Donald Trump doit annoncer ce jeudi 1er juin 2017, à 15 h aux Etats-Unis, 21 h à Paris, sa décision sur le retrait effectif, ou pas, des Etats-Unis de l’accord de Paris sur le climat. Dans les couloirs de l’Organisation des Nations unies (ONU), qui a négocié cet accord international pour lutter contre le changement climatique, on ne cache pas son inquiétude. Au sein de l’Union européenne, aux Etats-Unis et même au Vatican, on s’est aussi mobilisé pour convaincre le président américain.

L’annonce américaine n’est plus qu’une question d’heure et, même si beaucoup de diplomates soulignent l’imprévisibilité du président Trump, ils se disent aussi réalistes sur le très probable retrait des Etats-Unis de l’accord de Paris.

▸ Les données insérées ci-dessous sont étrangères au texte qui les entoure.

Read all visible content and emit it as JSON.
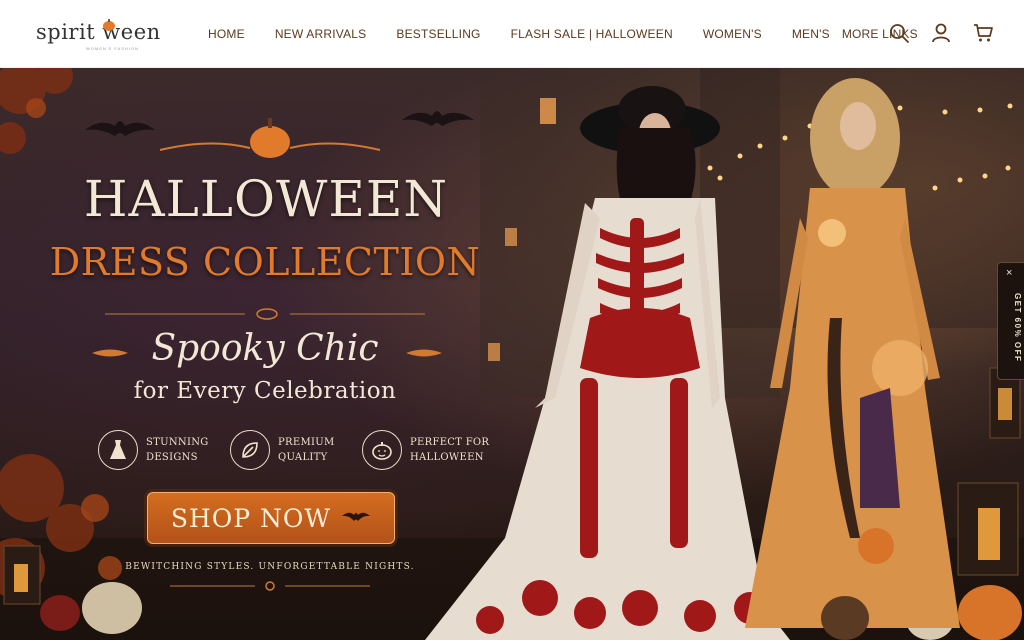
{
  "brand": {
    "name": "spirit ween",
    "tagline": "WOMEN'S FASHION"
  },
  "nav": {
    "items": [
      {
        "label": "HOME"
      },
      {
        "label": "NEW ARRIVALS"
      },
      {
        "label": "BESTSELLING"
      },
      {
        "label": "FLASH SALE | HALLOWEEN"
      },
      {
        "label": "WOMEN'S"
      },
      {
        "label": "MEN'S"
      },
      {
        "label": "MORE LINKS"
      }
    ]
  },
  "header_icons": [
    "search-icon",
    "account-icon",
    "cart-icon"
  ],
  "hero": {
    "title": "HALLOWEEN",
    "subtitle": "DRESS COLLECTION",
    "tagline": "Spooky Chic",
    "tagline2": "for Every Celebration",
    "features": [
      {
        "icon": "dress-icon",
        "line1": "STUNNING",
        "line2": "DESIGNS"
      },
      {
        "icon": "leaf-icon",
        "line1": "PREMIUM",
        "line2": "QUALITY"
      },
      {
        "icon": "pumpkin-icon",
        "line1": "PERFECT FOR",
        "line2": "HALLOWEEN"
      }
    ],
    "cta": "SHOP NOW",
    "note": "BEWITCHING STYLES. UNFORGETTABLE NIGHTS."
  },
  "side_tab": {
    "label": "GET 60% OFF",
    "close": "×"
  },
  "colors": {
    "accent": "#d46d1f",
    "nav_text": "#5a3a1e",
    "title": "#f2e8d5",
    "subtitle": "#e27a2c"
  }
}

« Ce serait une décision arrogante », assure l’un d’eux qui estime que cela nuirait à Washington qui perdrait de nombreux soutiens. L’ambassadeur suédois qui siège au Conseil de sécurité de l’ONU comme membre non-permanent estime, quant à lui, que cela serait une déception mais pas une surprise, après l’appel lancé par les nations européennes, au sommet du G7, aux Américains, un appel à rester dans l’accord qui n’a visiblement pas été entendu. En effet, à Bruxelles, puis au G7 en Italie, les dirigeants occidentaux ont tous plaidé récemment pour que Donald Trump ne retire pas son pays de l’accord de Paris. Au Vatican, le pape a offert au président des Etats-Unis son encyclique sur le changement climatique.

Pas de nouvelles de l’administration Trump

Du côté des hauts responsables de l’ONU, on assure ne pas avoir de nouvelles de l’administration Trump au lendemain d’un vrai plaidoyer du secrétaire général des Nations Unies en faveur de l’accord. Stéphane Dujarric, porte-parole de l’organisation, confirme : « Il n’y a eu aucune communication officielle des Etats-Unis vers les Nations unies à ce sujet. Je crois que le secrétaire général a été très clair dans son discours, hier [mercredi 31 mai, NDLR], du besoin, de l’importance de tous les pays de soutenir l’action contre le changement climatique ». Et l’ONU a envoyé régulièrement des messages sans équivoques au président Trump.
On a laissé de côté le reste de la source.